9.       For two generations Britain was divided. To the East, ruled the Anglo-Saxons. To the West, ruled people who could be described as Celtic-Romans, individuals who had reverted to a pre-Roman lifestyle, but still embraced aspects of Roman culture and technology. It is in this Celtic-Roman territory that we see the ‘Arthur-figure,’ the person who would likely have been the template for the legend of King Arthur, emerge.

10.   This Arthur-figure, would obviously have been a consummate leader skilled in battle as well as charismatic. However, because the period from 410-600 is truly a dearth of information, it is difficult to say anything definitive about this presumed figure. (This is the time period in which historians dub ‘The Dark Ages’) Part of this lack of information had to do with the times: The Britons had been so focused on merely surviving that they could hardly have given thought to writing down their history as they were fleeing Anglo-Saxon blades. Meanwhile, the Germanic tribes lacked a sophisticated writing system; they could record short message via rune and a rudimentary alphabet, but not much more. So, it is only several centuries later, with the emergence of Old English as an instructed language, that we see written histories starting to be recorded. Unfortunately, these histories do not mention an Arthur figure and they were written hundreds of years after they supposedly transpired.

11.   It is only with that 6th century historian named Gildas, born around the same time as the Arthur-figure, that we get something close to a first-hand account of the Arthur-figure. The history goes along the lines of a figure—Ambrosis Ariainus—challenging the pagan invaders to a battle and emerging victorious.

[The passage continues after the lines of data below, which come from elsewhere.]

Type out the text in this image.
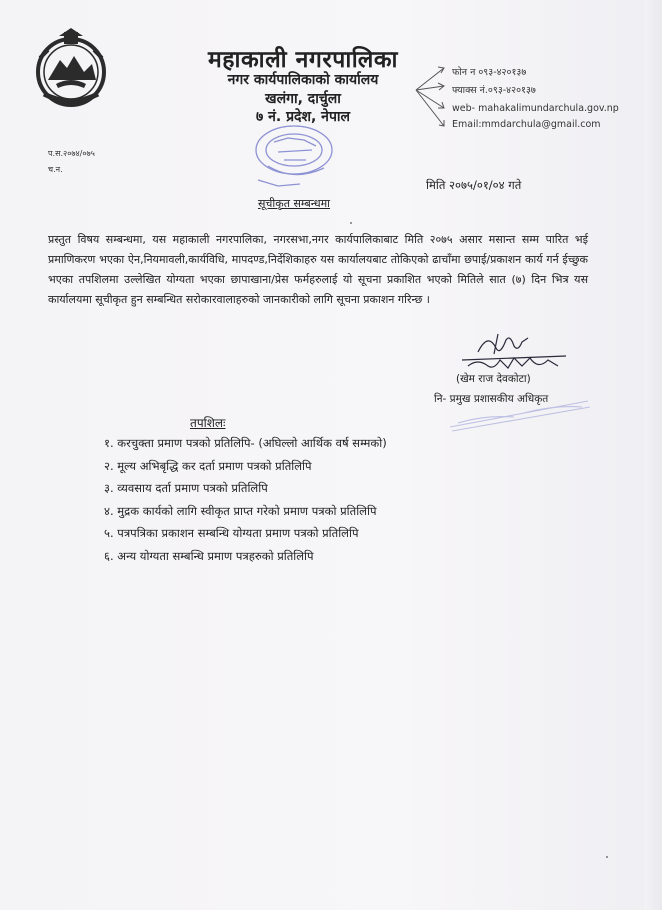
महाकाली नगरपालिका
नगर कार्यपालिकाको कार्यालय
खलंगा, दार्चुला
७ नं. प्रदेश, नेपाल
फोन न ०९३-४२०१३७
फ्याक्स नं.०९३-४२०१३७
web- mahakalimundarchula.gov.np
Email:mmdarchula@gmail.com
प.स.२०७४/०७५
च.न.
मिति २०७५/०१/०४ गते
सूचीकृत सम्बन्धमा
प्रस्तुत विषय सम्बन्धमा, यस महाकाली नगरपालिका, नगरसभा,नगर कार्यपालिकाबाट मिति २०७५ असार मसान्त सम्म पारित भई प्रमाणिकरण भएका ऐन,नियमावली,कार्यविधि, मापदण्ड,निर्देशिकाहरु यस कार्यालयबाट तोकिएको ढाचाँमा छपाई/प्रकाशन कार्य गर्न ईच्छुक भएका तपशिलमा उल्लेखित योग्यता भएका छापाखाना/प्रेस फर्महरुलाई यो सूचना प्रकाशित भएको मितिले सात (७) दिन भित्र यस कार्यालयमा सूचीकृत हुन सम्बन्धित सरोकारवालाहरुको जानकारीको लागि सूचना प्रकाशन गरिन्छ ।
(खेम राज देवकोटा)
नि- प्रमुख प्रशासकीय अधिकृत
तपशिलः
१. करचुक्ता प्रमाण पत्रको प्रतिलिपि- (अघिल्लो आर्थिक वर्ष सम्मको)
२. मूल्य अभिबृद्धि कर दर्ता प्रमाण पत्रको प्रतिलिपि
३. व्यवसाय दर्ता प्रमाण पत्रको प्रतिलिपि
४. मुद्रक कार्यको लागि स्वीकृत प्राप्त गरेको प्रमाण पत्रको प्रतिलिपि
५. पत्रपत्रिका प्रकाशन सम्बन्धि योग्यता प्रमाण पत्रको प्रतिलिपि
६. अन्य योग्यता सम्बन्धि प्रमाण पत्रहरुको प्रतिलिपि
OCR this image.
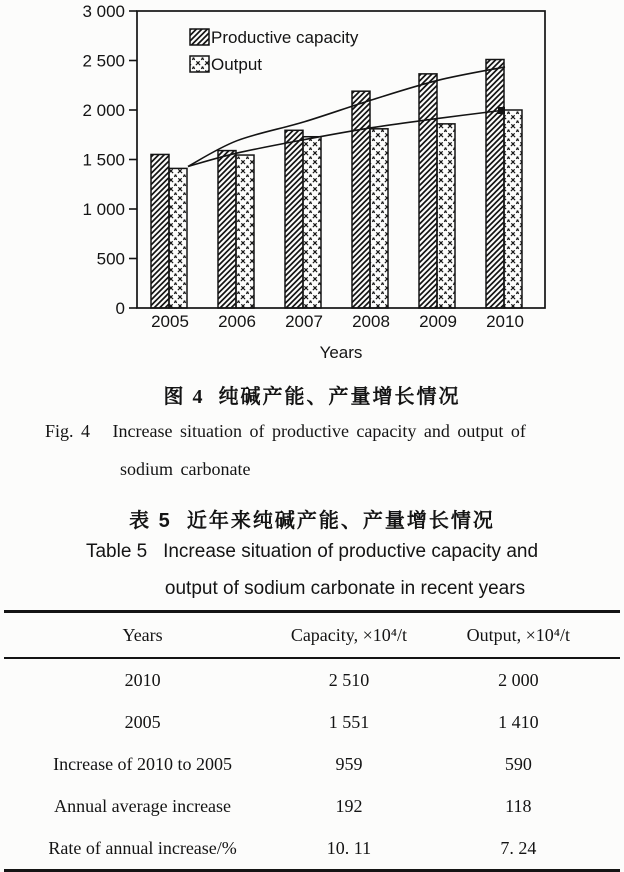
0
500
1 000
1 500
2 000
2 500
3 000
2005 2006 2007 2008 2009 2010
Years
Productive capacity
Output
图 4  纯碱产能、产量增长情况
Fig. 4   Increase situation of productive capacity and output of
sodium carbonate
表 5  近年来纯碱产能、产量增长情况
Table 5   Increase situation of productive capacity and
output of sodium carbonate in recent years
Years	Capacity, ×10⁴/t	Output, ×10⁴/t
2010	2 510	2 000
2005	1 551	1 410
Increase of 2010 to 2005	959	590
Annual average increase	192	118
Rate of annual increase/%	10. 11	7. 24
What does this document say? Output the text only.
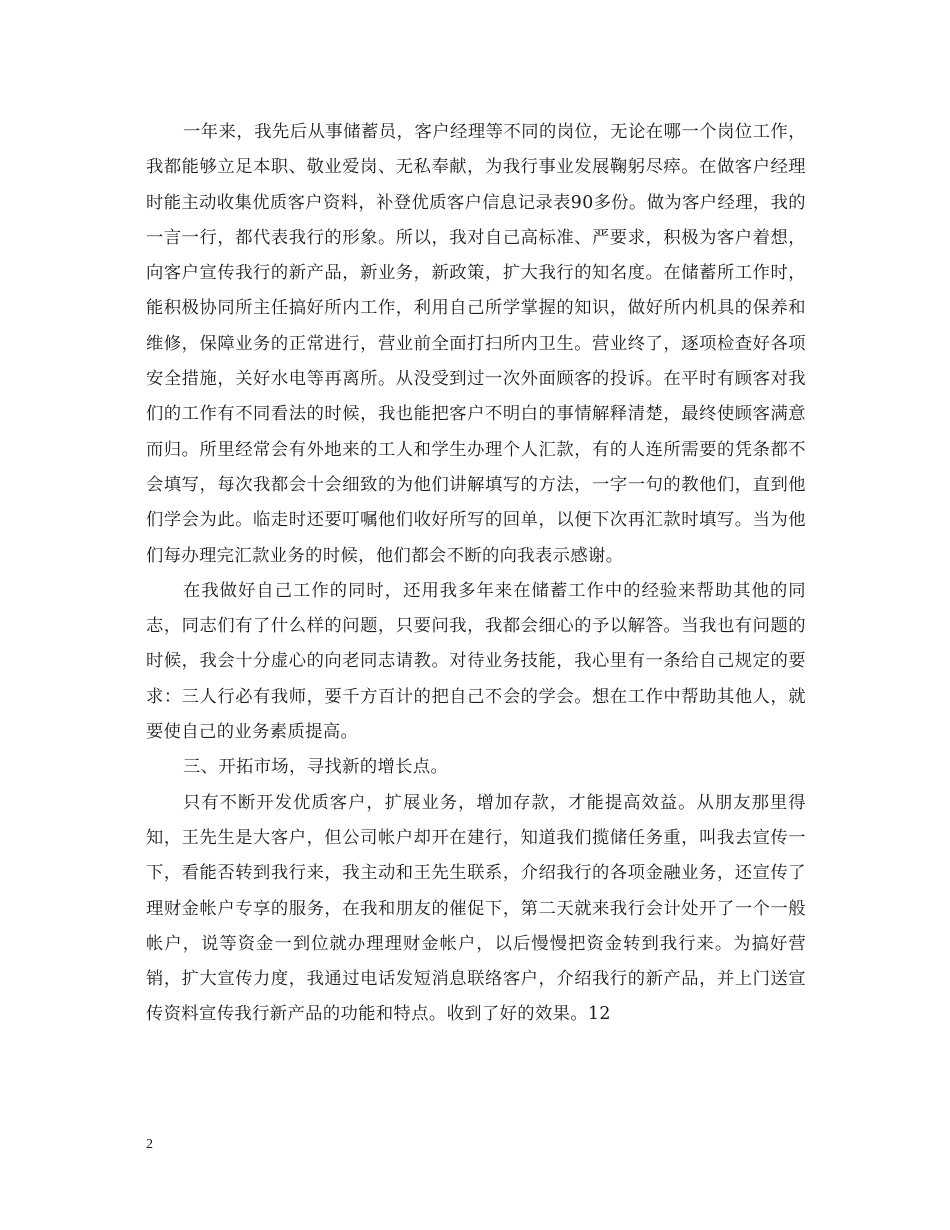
一年来，我先后从事储蓄员，客户经理等不同的岗位，无论在哪一个岗位工作，我都能够立足本职、敬业爱岗、无私奉献，为我行事业发展鞠躬尽瘁。在做客户经理时能主动收集优质客户资料，补登优质客户信息记录表90多份。做为客户经理，我的一言一行，都代表我行的形象。所以，我对自己高标准、严要求，积极为客户着想，向客户宣传我行的新产品，新业务，新政策，扩大我行的知名度。在储蓄所工作时，能积极协同所主任搞好所内工作，利用自己所学掌握的知识，做好所内机具的保养和维修，保障业务的正常进行，营业前全面打扫所内卫生。营业终了，逐项检查好各项安全措施，关好水电等再离所。从没受到过一次外面顾客的投诉。在平时有顾客对我们的工作有不同看法的时候，我也能把客户不明白的事情解释清楚，最终使顾客满意而归。所里经常会有外地来的工人和学生办理个人汇款，有的人连所需要的凭条都不会填写，每次我都会十会细致的为他们讲解填写的方法，一字一句的教他们，直到他们学会为此。临走时还要叮嘱他们收好所写的回单，以便下次再汇款时填写。当为他们每办理完汇款业务的时候，他们都会不断的向我表示感谢。

在我做好自己工作的同时，还用我多年来在储蓄工作中的经验来帮助其他的同志，同志们有了什么样的问题，只要问我，我都会细心的予以解答。当我也有问题的时候，我会十分虚心的向老同志请教。对待业务技能，我心里有一条给自己规定的要求：三人行必有我师，要千方百计的把自己不会的学会。想在工作中帮助其他人，就要使自己的业务素质提高。

三、开拓市场，寻找新的增长点。

只有不断开发优质客户，扩展业务，增加存款，才能提高效益。从朋友那里得知，王先生是大客户，但公司帐户却开在建行，知道我们揽储任务重，叫我去宣传一下，看能否转到我行来，我主动和王先生联系，介绍我行的各项金融业务，还宣传了理财金帐户专享的服务，在我和朋友的催促下，第二天就来我行会计处开了一个一般帐户，说等资金一到位就办理理财金帐户，以后慢慢把资金转到我行来。为搞好营销，扩大宣传力度，我通过电话发短消息联络客户，介绍我行的新产品，并上门送宣传资料宣传我行新产品的功能和特点。收到了好的效果。12

2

But, as archeology attests, during the time of this Arthur-figure’s victory, was also a transitional generation, while lingual research suggests that his name may have actually been a title, not a proper in in itself. This title, “rearthurmaus” likely denoted a ‘supreme leader.’ The name “Arthur” does not show up until a couple of generations after the period of the alleged historical figure. Researchers have posited that the name—Arthur—may have been an attempt to either Celticize a Roman name or to simplify a longer name or moniker.

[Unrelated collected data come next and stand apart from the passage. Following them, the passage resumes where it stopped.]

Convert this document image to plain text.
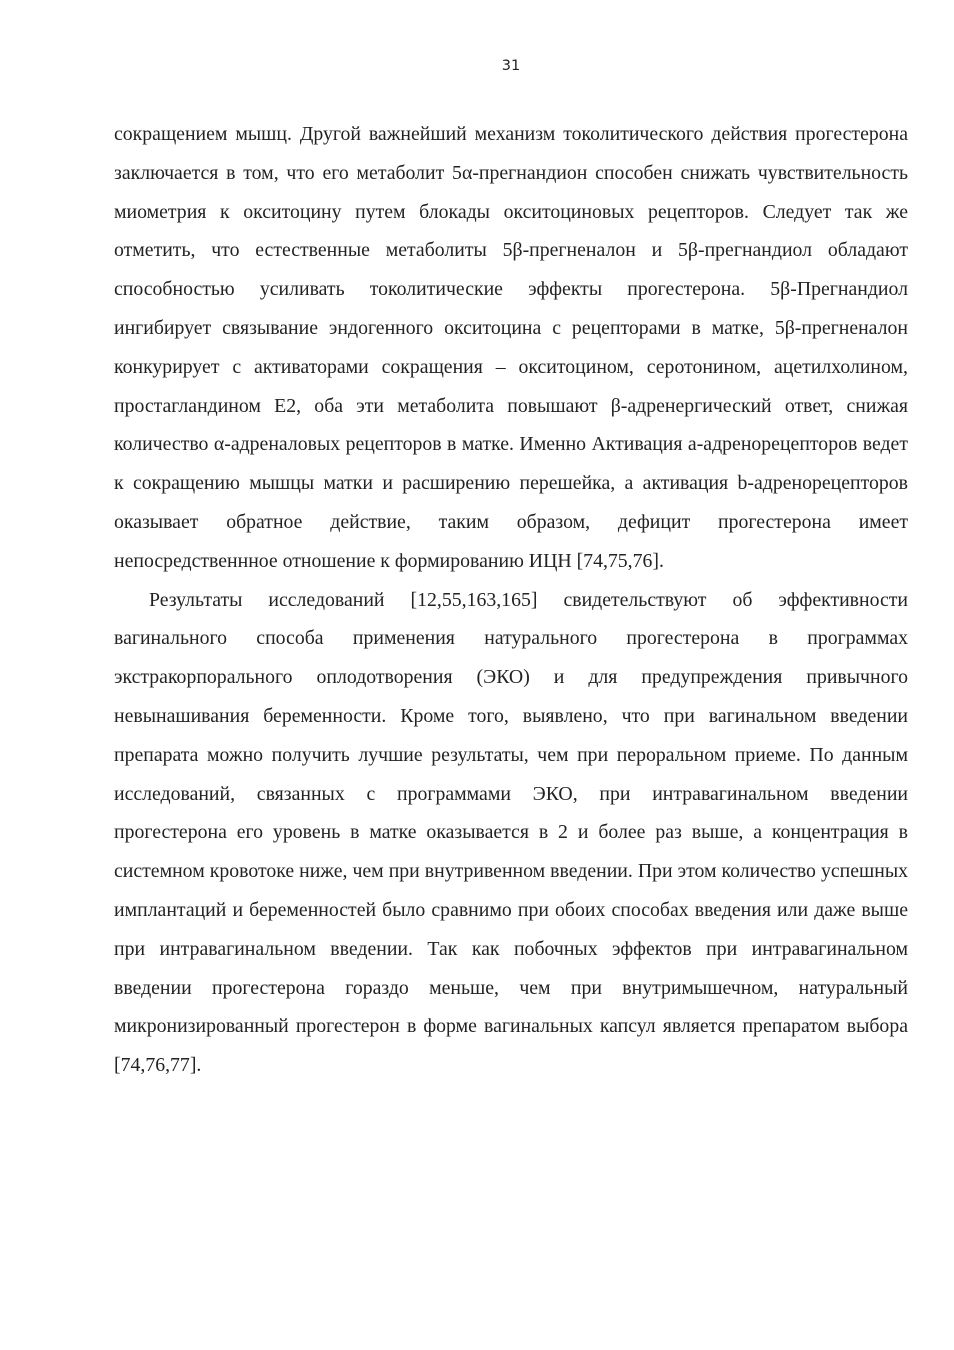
31

сокращением мышц. Другой важнейший механизм токолитического действия прогестерона заключается в том, что его метаболит 5α-прегнандион способен снижать чувствительность миометрия к окситоцину путем блокады окситоциновых рецепторов. Следует так же отметить, что естественные метаболиты 5β-прегненалон и 5β-прегнандиол обладают способностью усиливать токолитические эффекты прогестерона. 5β-Прегнандиол ингибирует связывание эндогенного окситоцина с рецепторами в матке, 5β-прегненалон конкурирует с активаторами сокращения – окситоцином, серотонином, ацетилхолином, простагландином E2, оба эти метаболита повышают β-адренергический ответ, снижая количество α-адреналовых рецепторов в матке. Именно Активация a-адренорецепторов ведет к сокращению мышцы матки и расширению перешейка, а активация b-адренорецепторов оказывает обратное действие, таким образом, дефицит прогестерона имеет непосредственнное отношение к формированию ИЦН [74,75,76].

Результаты исследований [12,55,163,165] свидетельствуют об эффективности вагинального способа применения натурального прогестерона в программах экстракорпорального оплодотворения (ЭКО) и для предупреждения привычного невынашивания беременности. Кроме того, выявлено, что при вагинальном введении препарата можно получить лучшие результаты, чем при пероральном приеме. По данным исследований, связанных с программами ЭКО, при интравагинальном введении прогестерона его уровень в матке оказывается в 2 и более раз выше, а концентрация в системном кровотоке ниже, чем при внутривенном введении. При этом количество успешных имплантаций и беременностей было сравнимо при обоих способах введения или даже выше при интравагинальном введении. Так как побочных эффектов при интравагинальном введении прогестерона гораздо меньше, чем при внутримышечном, натуральный микронизированный прогестерон в форме вагинальных капсул является препаратом выбора [74,76,77].
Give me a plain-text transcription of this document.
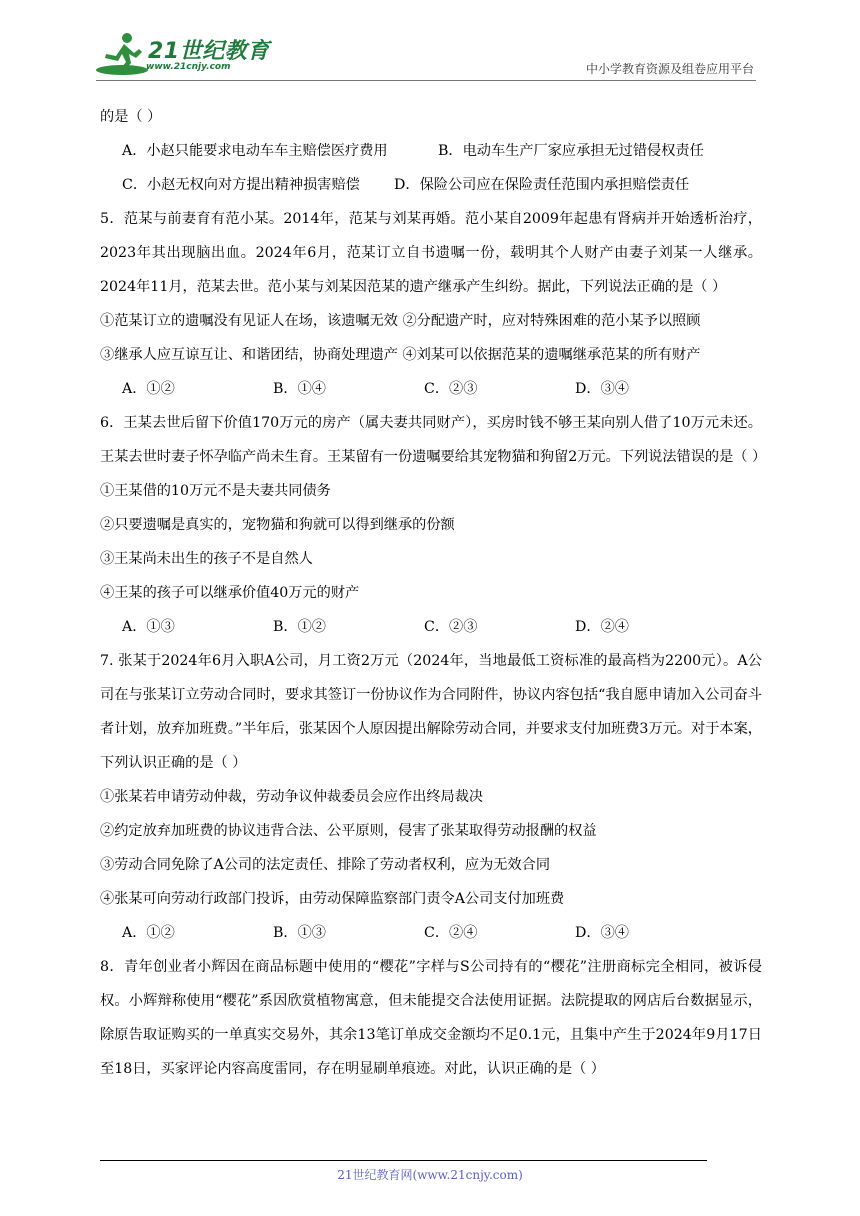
21世纪教育
www.21cnjy.com	中小学教育资源及组卷应用平台
的是（ ）
A．小赵只能要求电动车车主赔偿医疗费用	B．电动车生产厂家应承担无过错侵权责任
C．小赵无权向对方提出精神损害赔偿 D．保险公司应在保险责任范围内承担赔偿责任
5．范某与前妻育有范小某。2014年，范某与刘某再婚。范小某自2009年起患有肾病并开始透析治疗，2023年其出现脑出血。2024年6月，范某订立自书遗嘱一份，载明其个人财产由妻子刘某一人继承。2024年11月，范某去世。范小某与刘某因范某的遗产继承产生纠纷。据此，下列说法正确的是（ ）
①范某订立的遗嘱没有见证人在场，该遗嘱无效 ②分配遗产时，应对特殊困难的范小某予以照顾
③继承人应互谅互让、和谐团结，协商处理遗产 ④刘某可以依据范某的遗嘱继承范某的所有财产
A．①②	B．①④	C．②③	D．③④
6．王某去世后留下价值170万元的房产（属夫妻共同财产），买房时钱不够王某向别人借了10万元未还。王某去世时妻子怀孕临产尚未生育。王某留有一份遗嘱要给其宠物猫和狗留2万元。下列说法错误的是（ ）
①王某借的10万元不是夫妻共同债务
②只要遗嘱是真实的，宠物猫和狗就可以得到继承的份额
③王某尚未出生的孩子不是自然人
④王某的孩子可以继承价值40万元的财产
A．①③	B．①②	C．②③	D．②④
7. 张某于2024年6月入职A公司，月工资2万元（2024年，当地最低工资标准的最高档为2200元）。A公司在与张某订立劳动合同时，要求其签订一份协议作为合同附件，协议内容包括“我自愿申请加入公司奋斗者计划，放弃加班费。”半年后，张某因个人原因提出解除劳动合同，并要求支付加班费3万元。对于本案，下列认识正确的是（ ）
①张某若申请劳动仲裁，劳动争议仲裁委员会应作出终局裁决
②约定放弃加班费的协议违背合法、公平原则，侵害了张某取得劳动报酬的权益
③劳动合同免除了A公司的法定责任、排除了劳动者权利，应为无效合同
④张某可向劳动行政部门投诉，由劳动保障监察部门责令A公司支付加班费
A．①②	B．①③	C．②④	D．③④
8．青年创业者小辉因在商品标题中使用的“樱花”字样与S公司持有的“樱花”注册商标完全相同，被诉侵权。小辉辩称使用“樱花”系因欣赏植物寓意，但未能提交合法使用证据。法院提取的网店后台数据显示，除原告取证购买的一单真实交易外，其余13笔订单成交金额均不足0.1元，且集中产生于2024年9月17日至18日，买家评论内容高度雷同，存在明显刷单痕迹。对此，认识正确的是（ ）
21世纪教育网(www.21cnjy.com)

12.   In the 6th century, all four of the Roman households in Britian had produced first born sons, and every one of those was named Arthur, thus attesting to both the popularity of the name as well as the belief that a great leader, an Arthur-figure, did indeed exist.

(As an aside, American Founding Father Thomas Jefferson, being a student of the ancient languages, and a fan of Anglo-Saxon history, had once considered placing the mercenary Anglo-Saxon leaders Hengest and Horsa on the U.S seal.)